Trying to talk through flying anxiety again, I spontaneously said that I feel the same way flying that I do in department meetings (or any formal setting), the urge to simply run away, to find that stasis of anywhere else as long as there is space and silence.

Dozens of ways in my day-to-day life include feeling trapped, and thus becoming anxious, that are not much different from flying, although planes are incredibly small spaces that force me into compact social spaces with strangers and suffering loud and abrupt noises in ways that are extreme when compared to my normal life.

People focus on the “flying” and have trouble hearing me about the anxiety. (I am not mad about this, but it is exhausting.)

But the trip also included a whole new experience that seems related to my anxiety as well as my being an introvert and my dislike for coercion (me coercing others and others coercing me).

When I posted images of the ski resort on my social media with a snarky “No thank you” an odd thing happened.

I received a number of repeated demands from friends and acquaintances, chastising me for being at a ski resort and writing instead of skiing.

Of course, I have had this experience before whereby people impose onto others how those others should enjoy the world, but this was another experience with the sorts of stress that come with being anxious. I have no desire for other people to do or enjoy anything because I do, and I take no offense when people do not do or enjoy the things I do.

I truly find it puzzling that most people, it seems, are not only certain others will and should enjoy what they do, but that they must, or it is some sort of judgment passed down on who they are.

I despise the cold and snow so I have every reason to trust that I do not want to ski, even though I have never skied. As I walked around the ski resort, I was further assured of that; the inordinate amount of clothing and gear reminded me of the claustrophobia I endured to get to this damned place.

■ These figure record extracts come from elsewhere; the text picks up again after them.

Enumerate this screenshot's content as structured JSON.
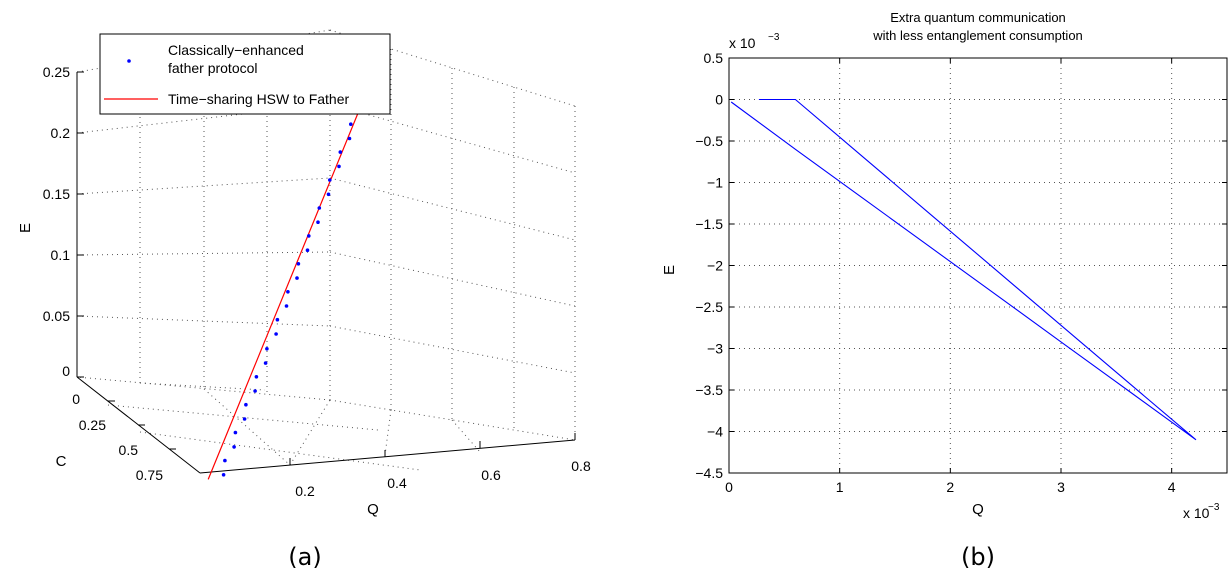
{
  "chart_data": [
    {
      "type": "line",
      "panel_label": "(a)",
      "projection": "3d",
      "xlabel": "Q",
      "ylabel": "C",
      "zlabel": "E",
      "xlim": [
        0,
        0.8
      ],
      "ylim": [
        0,
        0.75
      ],
      "zlim": [
        0,
        0.25
      ],
      "x_ticks": [
        "0.2",
        "0.4",
        "0.6",
        "0.8"
      ],
      "y_ticks": [
        "0",
        "0.25",
        "0.5",
        "0.75"
      ],
      "z_ticks": [
        "0",
        "0.05",
        "0.1",
        "0.15",
        "0.2",
        "0.25"
      ],
      "grid": true,
      "legend_position": "top-left",
      "series": [
        {
          "name": "Classically−enhanced father protocol",
          "legend_lines": [
            "Classically−enhanced",
            "father protocol"
          ],
          "style": "dots",
          "color": "#0000ff",
          "x": [
            0.03,
            0.04,
            0.06,
            0.07,
            0.09,
            0.1,
            0.12,
            0.13,
            0.15,
            0.16,
            0.18,
            0.19,
            0.21,
            0.22,
            0.24,
            0.25,
            0.27,
            0.28,
            0.3,
            0.31,
            0.33,
            0.34,
            0.36,
            0.37,
            0.39,
            0.4,
            0.42,
            0.43,
            0.45,
            0.46,
            0.48,
            0.5
          ],
          "y": [
            0.78,
            0.75,
            0.73,
            0.7,
            0.68,
            0.65,
            0.63,
            0.6,
            0.58,
            0.55,
            0.53,
            0.5,
            0.48,
            0.45,
            0.43,
            0.4,
            0.38,
            0.35,
            0.33,
            0.3,
            0.28,
            0.25,
            0.23,
            0.2,
            0.18,
            0.15,
            0.13,
            0.1,
            0.08,
            0.05,
            0.03,
            0.0
          ],
          "z": [
            0.0,
            0.008,
            0.016,
            0.024,
            0.032,
            0.04,
            0.048,
            0.056,
            0.064,
            0.072,
            0.081,
            0.089,
            0.097,
            0.105,
            0.113,
            0.121,
            0.129,
            0.137,
            0.145,
            0.153,
            0.161,
            0.169,
            0.177,
            0.185,
            0.193,
            0.201,
            0.209,
            0.217,
            0.225,
            0.233,
            0.241,
            0.25
          ]
        },
        {
          "name": "Time−sharing HSW to Father",
          "style": "line",
          "color": "#ff0000",
          "x": [
            0.0,
            0.5
          ],
          "y": [
            0.8,
            0.0
          ],
          "z": [
            0.0,
            0.25
          ]
        }
      ]
    },
    {
      "type": "line",
      "panel_label": "(b)",
      "title": "Extra quantum communication with less entanglement consumption",
      "title_lines": [
        "Extra quantum communication",
        "with less entanglement consumption"
      ],
      "xlabel": "Q",
      "ylabel": "E",
      "x_exponent_label": "x 10",
      "x_exponent": "−3",
      "y_exponent_label": "x 10",
      "y_exponent": "−3",
      "xlim": [
        0,
        4.5
      ],
      "ylim": [
        -4.5,
        0.5
      ],
      "x_ticks": [
        "0",
        "1",
        "2",
        "3",
        "4"
      ],
      "y_ticks": [
        "0.5",
        "0",
        "−0.5",
        "−1",
        "−1.5",
        "−2",
        "−2.5",
        "−3",
        "−3.5",
        "−4",
        "−4.5"
      ],
      "grid": true,
      "series": [
        {
          "color": "#0000ff",
          "x": [
            0.02,
            0.6,
            1.2,
            1.8,
            2.4,
            3.0,
            3.6,
            4.22,
            3.6,
            3.0,
            2.4,
            1.8,
            1.2,
            0.6,
            0.27
          ],
          "y": [
            -0.03,
            -0.6,
            -1.18,
            -1.76,
            -2.34,
            -2.92,
            -3.5,
            -4.1,
            -3.4,
            -2.72,
            -2.04,
            -1.36,
            -0.68,
            0.0,
            0.0
          ]
        }
      ]
    }
  ]
}
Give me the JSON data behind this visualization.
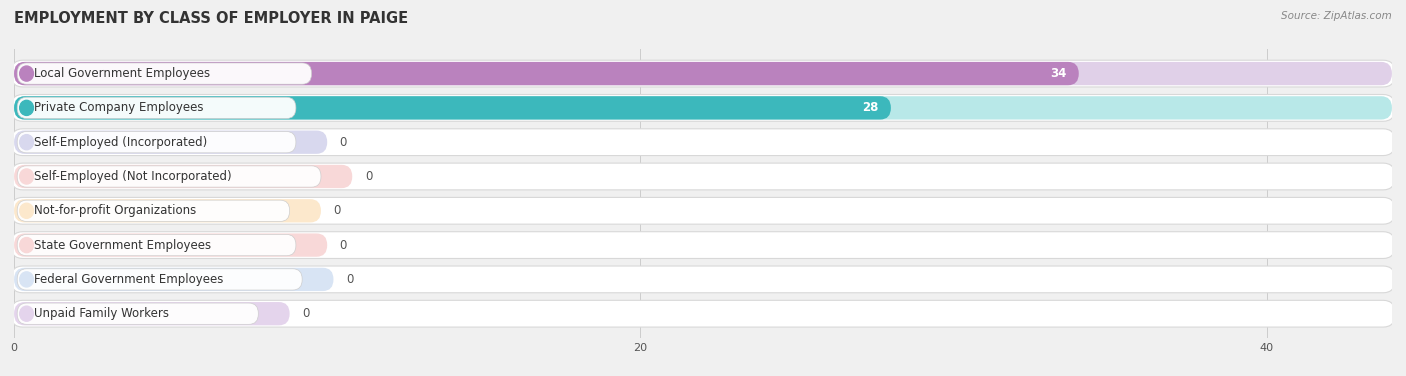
{
  "title": "EMPLOYMENT BY CLASS OF EMPLOYER IN PAIGE",
  "source": "Source: ZipAtlas.com",
  "categories": [
    "Local Government Employees",
    "Private Company Employees",
    "Self-Employed (Incorporated)",
    "Self-Employed (Not Incorporated)",
    "Not-for-profit Organizations",
    "State Government Employees",
    "Federal Government Employees",
    "Unpaid Family Workers"
  ],
  "values": [
    34,
    28,
    0,
    0,
    0,
    0,
    0,
    0
  ],
  "bar_colors": [
    "#ba82be",
    "#3cb8bc",
    "#9898cc",
    "#f08888",
    "#f5c080",
    "#f09090",
    "#90a8d8",
    "#b898cc"
  ],
  "bar_bg_colors": [
    "#e0d0e8",
    "#b8e8e8",
    "#d8d8ee",
    "#f8d8d8",
    "#fce8cc",
    "#f8d8d8",
    "#d8e4f4",
    "#e4d4ec"
  ],
  "row_border_colors": [
    "#c8a8d0",
    "#70c8cc",
    "#b0b0d8",
    "#f0a0a0",
    "#f0c890",
    "#f0a8a8",
    "#a8bce0",
    "#c8a8d8"
  ],
  "xlim": [
    0,
    44
  ],
  "xticks": [
    0,
    20,
    40
  ],
  "title_fontsize": 10.5,
  "label_fontsize": 8.5,
  "value_fontsize": 8.5,
  "background_color": "#f0f0f0",
  "row_bg_color": "#ffffff"
}
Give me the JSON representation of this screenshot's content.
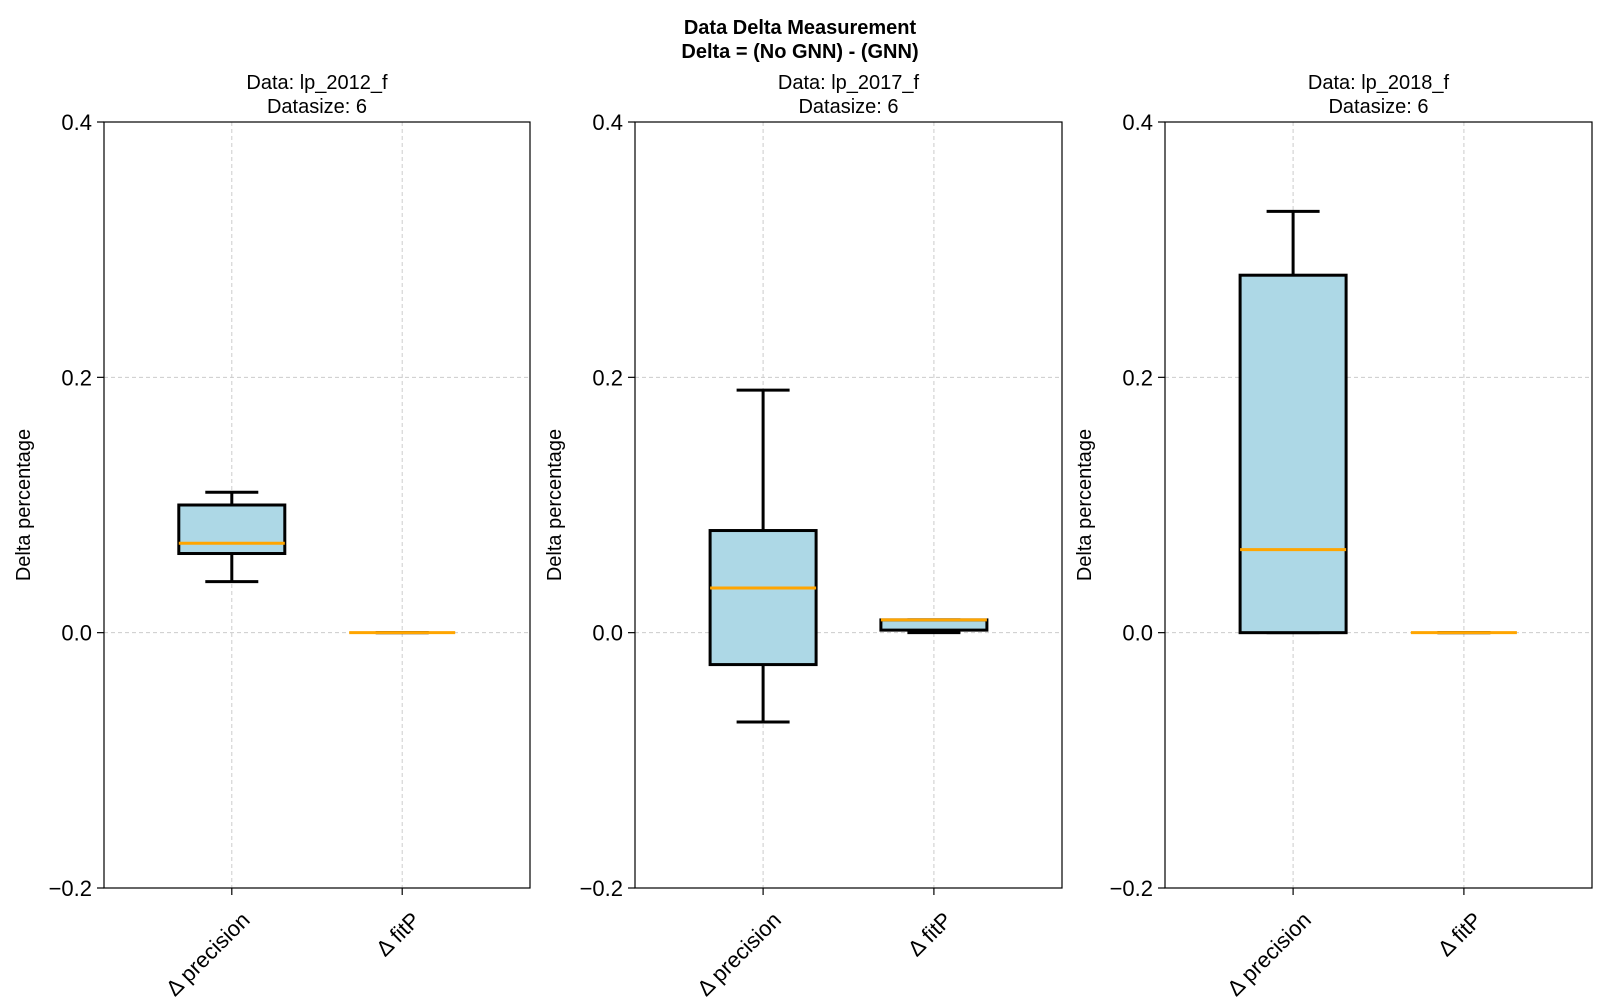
{
  "figure": {
    "title_line1": "Data Delta Measurement",
    "title_line2": "Delta = (No GNN) - (GNN)"
  },
  "colors": {
    "box_fill": "#add8e6",
    "median": "#ffa500",
    "grid": "#cccccc",
    "line": "#000000"
  },
  "chart_data": [
    {
      "type": "box",
      "title_line1": "Data: lp_2012_f",
      "title_line2": "Datasize: 6",
      "ylabel": "Delta percentage",
      "ylim": [
        -0.2,
        0.4
      ],
      "yticks": [
        -0.2,
        0.0,
        0.2,
        0.4
      ],
      "ytick_labels": [
        "−0.2",
        "0.0",
        "0.2",
        "0.4"
      ],
      "grid": true,
      "categories": [
        "Δ precision",
        "Δ fitP"
      ],
      "boxes": [
        {
          "whisker_low": 0.04,
          "q1": 0.062,
          "median": 0.07,
          "q3": 0.1,
          "whisker_high": 0.11
        },
        {
          "whisker_low": 0.0,
          "q1": 0.0,
          "median": 0.0,
          "q3": 0.0,
          "whisker_high": 0.0
        }
      ]
    },
    {
      "type": "box",
      "title_line1": "Data: lp_2017_f",
      "title_line2": "Datasize: 6",
      "ylabel": "Delta percentage",
      "ylim": [
        -0.2,
        0.4
      ],
      "yticks": [
        -0.2,
        0.0,
        0.2,
        0.4
      ],
      "ytick_labels": [
        "−0.2",
        "0.0",
        "0.2",
        "0.4"
      ],
      "grid": true,
      "categories": [
        "Δ precision",
        "Δ fitP"
      ],
      "boxes": [
        {
          "whisker_low": -0.07,
          "q1": -0.025,
          "median": 0.035,
          "q3": 0.08,
          "whisker_high": 0.19
        },
        {
          "whisker_low": 0.0,
          "q1": 0.002,
          "median": 0.01,
          "q3": 0.01,
          "whisker_high": 0.01
        }
      ]
    },
    {
      "type": "box",
      "title_line1": "Data: lp_2018_f",
      "title_line2": "Datasize: 6",
      "ylabel": "Delta percentage",
      "ylim": [
        -0.2,
        0.4
      ],
      "yticks": [
        -0.2,
        0.0,
        0.2,
        0.4
      ],
      "ytick_labels": [
        "−0.2",
        "0.0",
        "0.2",
        "0.4"
      ],
      "grid": true,
      "categories": [
        "Δ precision",
        "Δ fitP"
      ],
      "boxes": [
        {
          "whisker_low": 0.0,
          "q1": 0.0,
          "median": 0.065,
          "q3": 0.28,
          "whisker_high": 0.33
        },
        {
          "whisker_low": 0.0,
          "q1": 0.0,
          "median": 0.0,
          "q3": 0.0,
          "whisker_high": 0.0
        }
      ]
    }
  ]
}
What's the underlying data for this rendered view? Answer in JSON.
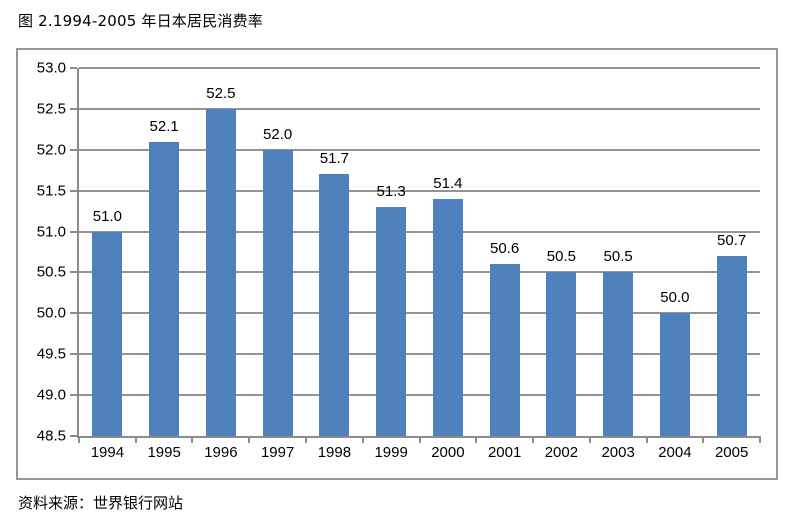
{
  "title": "图 2.1994-2005 年日本居民消费率",
  "source": "资料来源：世界银行网站",
  "colors": {
    "bar": "#4f81bd",
    "gridline": "#949494",
    "axis": "#8c8c8c",
    "chart_border": "#969696",
    "text": "#000000"
  },
  "chart_data": {
    "type": "bar",
    "title": "图 2.1994-2005 年日本居民消费率",
    "categories": [
      "1994",
      "1995",
      "1996",
      "1997",
      "1998",
      "1999",
      "2000",
      "2001",
      "2002",
      "2003",
      "2004",
      "2005"
    ],
    "values": [
      51.0,
      52.1,
      52.5,
      52.0,
      51.7,
      51.3,
      51.4,
      50.6,
      50.5,
      50.5,
      50.0,
      50.7
    ],
    "value_labels": [
      "51.0",
      "52.1",
      "52.5",
      "52.0",
      "51.7",
      "51.3",
      "51.4",
      "50.6",
      "50.5",
      "50.5",
      "50.0",
      "50.7"
    ],
    "xlabel": "",
    "ylabel": "",
    "ylim": [
      48.5,
      53.0
    ],
    "ytick_step": 0.5,
    "ytick_labels": [
      "53.0",
      "52.5",
      "52.0",
      "51.5",
      "51.0",
      "50.5",
      "50.0",
      "49.5",
      "49.0",
      "48.5"
    ],
    "grid": true,
    "legend_position": "none",
    "data_labels": true
  }
}
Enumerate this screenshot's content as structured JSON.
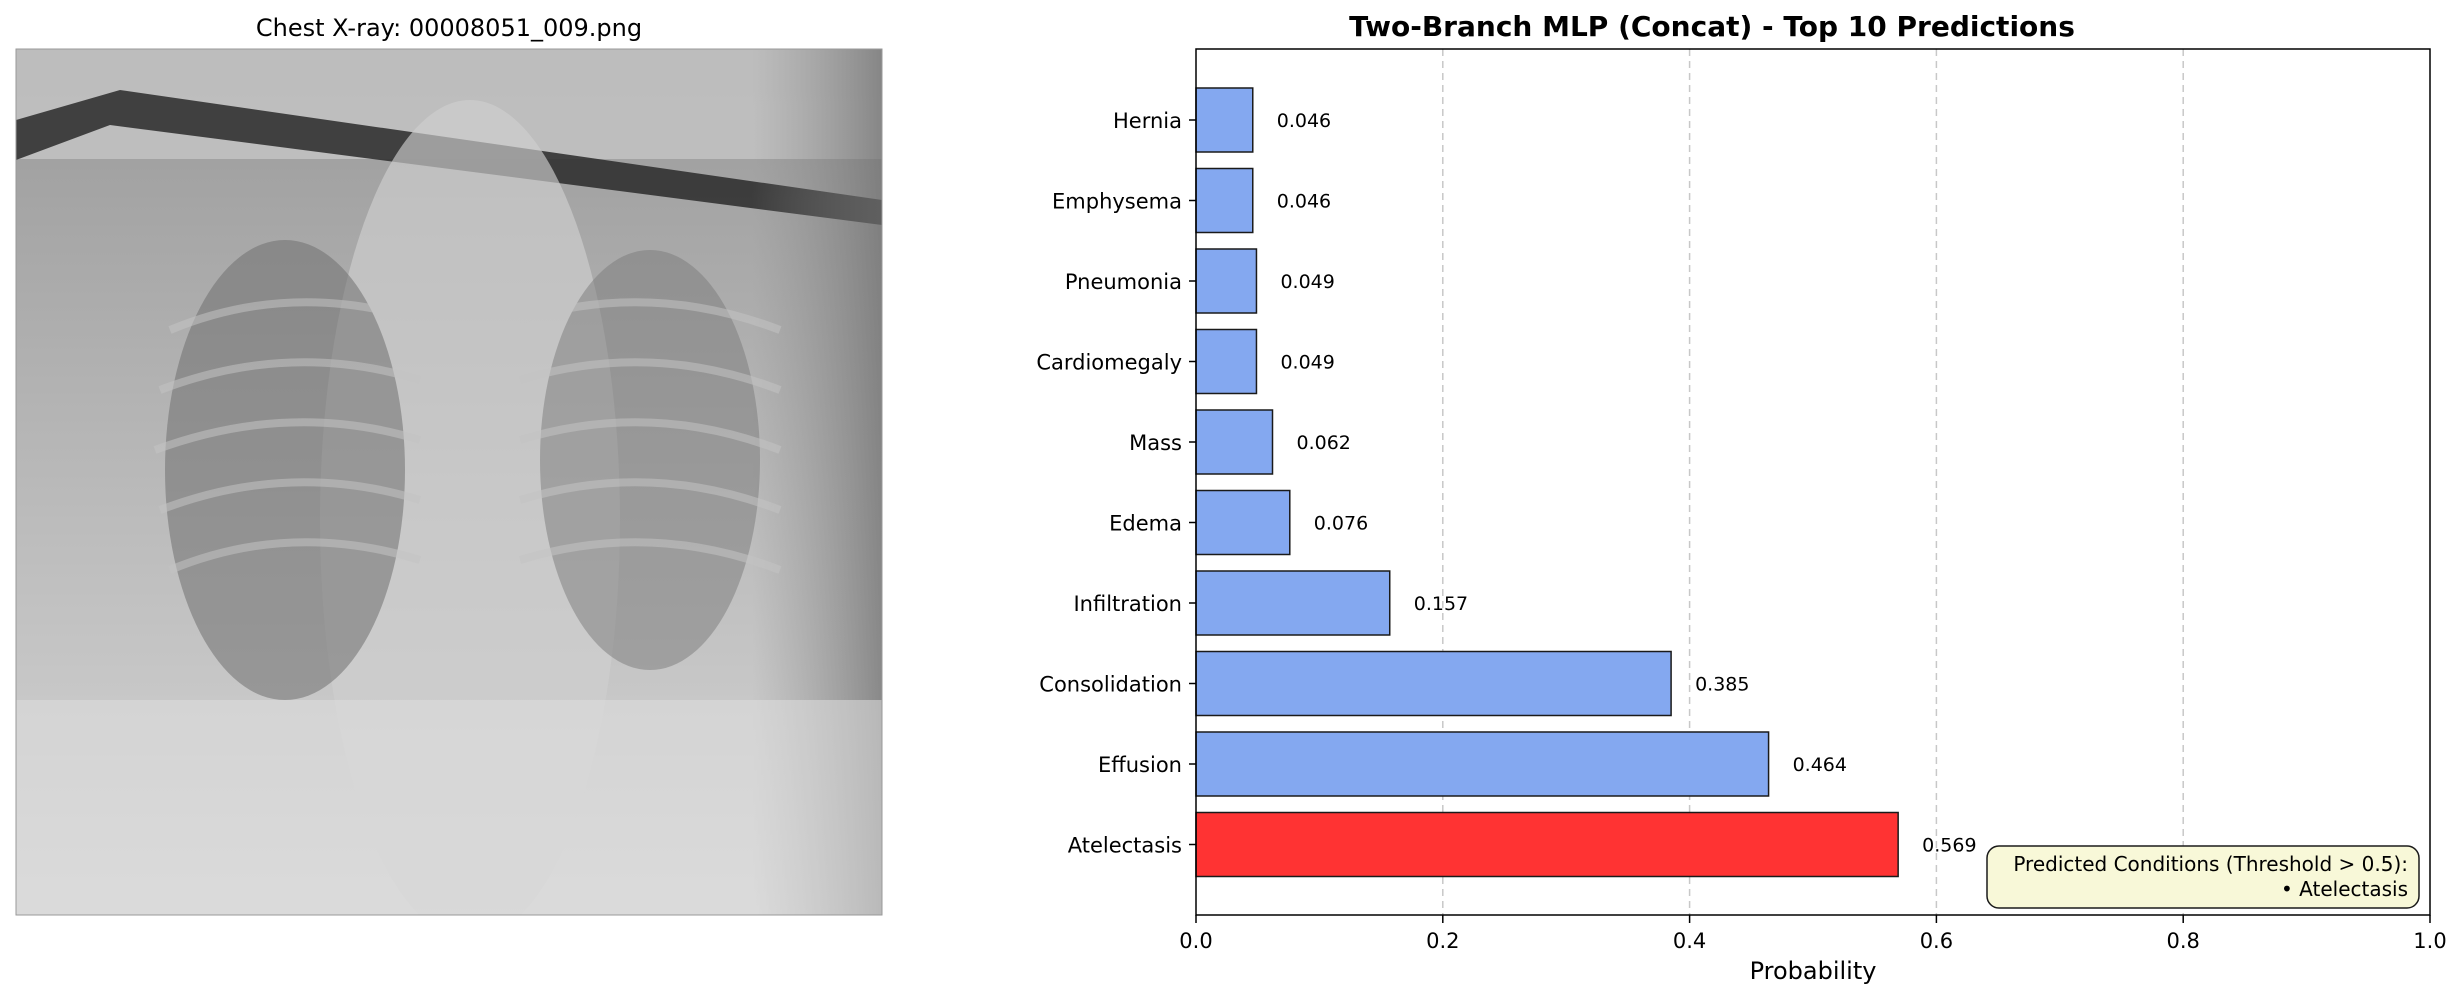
{
  "left_panel": {
    "title": "Chest X-ray: 00008051_009.png"
  },
  "chart_data": {
    "type": "bar",
    "orientation": "horizontal",
    "title": "Two-Branch MLP (Concat) - Top 10 Predictions",
    "xlabel": "Probability",
    "ylabel": "",
    "xlim": [
      0.0,
      1.0
    ],
    "xticks": [
      "0.0",
      "0.2",
      "0.4",
      "0.6",
      "0.8",
      "1.0"
    ],
    "grid": "x-dashed",
    "categories": [
      "Hernia",
      "Emphysema",
      "Pneumonia",
      "Cardiomegaly",
      "Mass",
      "Edema",
      "Infiltration",
      "Consolidation",
      "Effusion",
      "Atelectasis"
    ],
    "values": [
      0.046,
      0.046,
      0.049,
      0.049,
      0.062,
      0.076,
      0.157,
      0.385,
      0.464,
      0.569
    ],
    "value_labels": [
      "0.046",
      "0.046",
      "0.049",
      "0.049",
      "0.062",
      "0.076",
      "0.157",
      "0.385",
      "0.464",
      "0.569"
    ],
    "threshold": 0.5,
    "colors": {
      "below_threshold": "#84a8f0",
      "above_threshold": "#ff3333",
      "edge": "#1a1a1a",
      "grid": "#c8c8c8",
      "annotation_bg": "#f8f8d8"
    },
    "annotation": {
      "placement": "bottom-right",
      "lines": [
        "Predicted Conditions (Threshold > 0.5):",
        "• Atelectasis"
      ]
    }
  }
}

But there were hundreds of people there, gleefully; and the people I traveled with were also thrilled with the experiences despite the cold and even rain. I seems likely skiing is an enjoyable thing for some people, and I am happy for them.

But not for me.

I do know what I enjoy, and what I do not enjoy. I know myself, in fact, very well, but I do not yet know me of the next moment, the next year, the next decade.

That makes me anxious but I have no urge to flee that reality. I want it quite deeply, and it is there I recognize the seeds of anxiety.

I also care too much. And it is in the caring that we also find our suffering.